Regarding concrete examples: we add visualizations on how sample-level and class-level corrections benefit the classes, with bar charts temporarily linked as https://anonymous.4open.science/r/colm-0D36/DCS_visualization.pdf.

Regarding more model families: we also appreciate the suggestion on experimenting with more model families. We experimented with a more recent LLM, Gemma-2-2B, and obtained consistent improvements similar to the Llama-2 cases, demonstrating that our method is applicable to LLMs of varied sizes and families. Additional results are shown in the table temporarily linked as https://anonymous.4open.science/r/colm-C8E3/DCS_gemma_results.pdf.

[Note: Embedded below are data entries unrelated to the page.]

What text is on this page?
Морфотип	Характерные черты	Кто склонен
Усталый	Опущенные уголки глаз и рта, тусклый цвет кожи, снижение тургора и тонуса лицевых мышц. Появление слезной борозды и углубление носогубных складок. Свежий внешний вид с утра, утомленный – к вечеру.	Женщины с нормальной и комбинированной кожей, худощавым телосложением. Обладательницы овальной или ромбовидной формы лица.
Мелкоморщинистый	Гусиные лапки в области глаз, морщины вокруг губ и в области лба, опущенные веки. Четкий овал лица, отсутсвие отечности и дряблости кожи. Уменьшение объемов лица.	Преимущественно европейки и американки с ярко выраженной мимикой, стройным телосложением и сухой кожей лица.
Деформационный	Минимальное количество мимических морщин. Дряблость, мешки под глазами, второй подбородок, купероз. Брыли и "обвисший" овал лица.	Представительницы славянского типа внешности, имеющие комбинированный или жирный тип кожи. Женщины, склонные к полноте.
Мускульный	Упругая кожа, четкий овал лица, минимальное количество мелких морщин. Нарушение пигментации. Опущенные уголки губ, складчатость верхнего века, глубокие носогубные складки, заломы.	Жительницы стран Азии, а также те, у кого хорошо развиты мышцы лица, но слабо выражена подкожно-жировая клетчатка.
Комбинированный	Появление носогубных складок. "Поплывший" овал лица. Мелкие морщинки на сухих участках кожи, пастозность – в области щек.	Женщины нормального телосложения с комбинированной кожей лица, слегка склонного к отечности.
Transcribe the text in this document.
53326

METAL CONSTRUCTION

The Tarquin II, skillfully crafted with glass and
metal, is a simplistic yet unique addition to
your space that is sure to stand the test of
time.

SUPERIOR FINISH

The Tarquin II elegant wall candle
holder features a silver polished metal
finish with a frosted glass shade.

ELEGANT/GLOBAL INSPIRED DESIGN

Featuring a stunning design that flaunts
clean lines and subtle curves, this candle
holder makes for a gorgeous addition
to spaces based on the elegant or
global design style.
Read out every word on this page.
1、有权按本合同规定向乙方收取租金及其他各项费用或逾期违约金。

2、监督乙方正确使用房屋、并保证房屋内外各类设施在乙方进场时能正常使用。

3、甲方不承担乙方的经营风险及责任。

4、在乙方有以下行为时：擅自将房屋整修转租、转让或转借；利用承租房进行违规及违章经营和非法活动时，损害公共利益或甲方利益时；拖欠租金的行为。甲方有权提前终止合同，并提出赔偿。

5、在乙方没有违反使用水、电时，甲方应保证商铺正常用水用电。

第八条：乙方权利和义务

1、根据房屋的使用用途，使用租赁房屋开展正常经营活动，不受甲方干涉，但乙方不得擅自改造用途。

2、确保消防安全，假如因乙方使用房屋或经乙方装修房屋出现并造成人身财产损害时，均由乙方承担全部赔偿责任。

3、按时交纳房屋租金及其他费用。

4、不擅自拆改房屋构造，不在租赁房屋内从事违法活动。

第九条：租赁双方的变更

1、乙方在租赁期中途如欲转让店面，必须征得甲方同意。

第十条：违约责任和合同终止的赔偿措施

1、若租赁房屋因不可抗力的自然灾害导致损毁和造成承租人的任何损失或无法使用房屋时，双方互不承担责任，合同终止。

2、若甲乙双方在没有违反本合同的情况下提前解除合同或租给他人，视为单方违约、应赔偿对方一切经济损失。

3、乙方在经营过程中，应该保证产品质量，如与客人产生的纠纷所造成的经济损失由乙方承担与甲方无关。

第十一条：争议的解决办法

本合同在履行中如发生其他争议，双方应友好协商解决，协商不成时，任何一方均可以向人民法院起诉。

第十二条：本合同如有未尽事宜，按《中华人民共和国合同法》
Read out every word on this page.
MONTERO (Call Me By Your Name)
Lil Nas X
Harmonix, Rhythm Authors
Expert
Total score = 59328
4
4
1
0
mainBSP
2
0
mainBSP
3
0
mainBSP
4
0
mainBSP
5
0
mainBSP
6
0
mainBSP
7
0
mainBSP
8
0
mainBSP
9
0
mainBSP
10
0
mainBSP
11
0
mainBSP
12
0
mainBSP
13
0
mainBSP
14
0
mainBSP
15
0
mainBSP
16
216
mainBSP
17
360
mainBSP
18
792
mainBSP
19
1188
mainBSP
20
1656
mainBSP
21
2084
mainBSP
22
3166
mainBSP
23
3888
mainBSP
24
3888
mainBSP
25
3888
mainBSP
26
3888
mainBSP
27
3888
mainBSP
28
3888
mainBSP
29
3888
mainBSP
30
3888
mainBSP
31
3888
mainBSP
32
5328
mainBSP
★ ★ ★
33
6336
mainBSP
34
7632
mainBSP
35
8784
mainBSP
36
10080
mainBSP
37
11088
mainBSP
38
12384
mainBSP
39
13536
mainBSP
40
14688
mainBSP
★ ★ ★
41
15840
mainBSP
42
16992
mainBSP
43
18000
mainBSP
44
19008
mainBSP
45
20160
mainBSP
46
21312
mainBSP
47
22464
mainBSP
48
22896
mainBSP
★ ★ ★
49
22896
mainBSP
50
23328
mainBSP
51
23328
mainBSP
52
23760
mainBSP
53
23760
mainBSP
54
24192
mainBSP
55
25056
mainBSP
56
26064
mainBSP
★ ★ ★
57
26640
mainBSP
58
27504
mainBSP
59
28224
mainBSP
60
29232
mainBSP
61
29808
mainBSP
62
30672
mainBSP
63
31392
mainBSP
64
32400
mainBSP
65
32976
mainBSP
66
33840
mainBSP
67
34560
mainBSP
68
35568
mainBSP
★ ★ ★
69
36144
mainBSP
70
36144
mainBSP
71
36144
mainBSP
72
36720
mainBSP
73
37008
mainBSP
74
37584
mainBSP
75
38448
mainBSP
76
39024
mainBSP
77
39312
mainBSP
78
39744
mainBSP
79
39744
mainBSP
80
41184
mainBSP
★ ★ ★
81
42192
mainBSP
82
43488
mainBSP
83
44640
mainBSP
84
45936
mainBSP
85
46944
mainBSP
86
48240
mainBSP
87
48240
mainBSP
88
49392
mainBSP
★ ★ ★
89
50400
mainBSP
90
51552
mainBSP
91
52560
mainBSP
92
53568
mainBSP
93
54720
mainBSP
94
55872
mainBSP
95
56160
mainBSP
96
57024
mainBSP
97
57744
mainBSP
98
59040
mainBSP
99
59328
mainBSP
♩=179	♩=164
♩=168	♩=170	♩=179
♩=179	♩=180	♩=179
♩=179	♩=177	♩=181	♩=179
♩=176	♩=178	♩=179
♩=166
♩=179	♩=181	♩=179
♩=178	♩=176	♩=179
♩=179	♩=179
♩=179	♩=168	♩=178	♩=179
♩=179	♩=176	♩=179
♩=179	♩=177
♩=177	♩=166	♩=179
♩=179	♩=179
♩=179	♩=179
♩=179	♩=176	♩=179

Regarding the underperforming case: DCS underperforms on the binary classification RTE task because the binary setting may not best exploit the ensemble flexibility. Compared to multi-class cases, with three configuration options (both classes use class-level corrections, a class uses class-level correction and the other uses sample-level correction, both classes use sample-level corrections), the benefit of diversity diminishes. FuRud (sample-level) performs best on accuracy for its capacity to push borderline samples to the correct class, while DNIP (class-level) excels on COBias via consistent global reweighting. DCS adds complexity, but its broad flexibility does not outperform in the simpler binary setting.

最终决定

People liked the importance of the problem, the DCS method, and these methods showed very strong results. All reviewers recommended acceptance.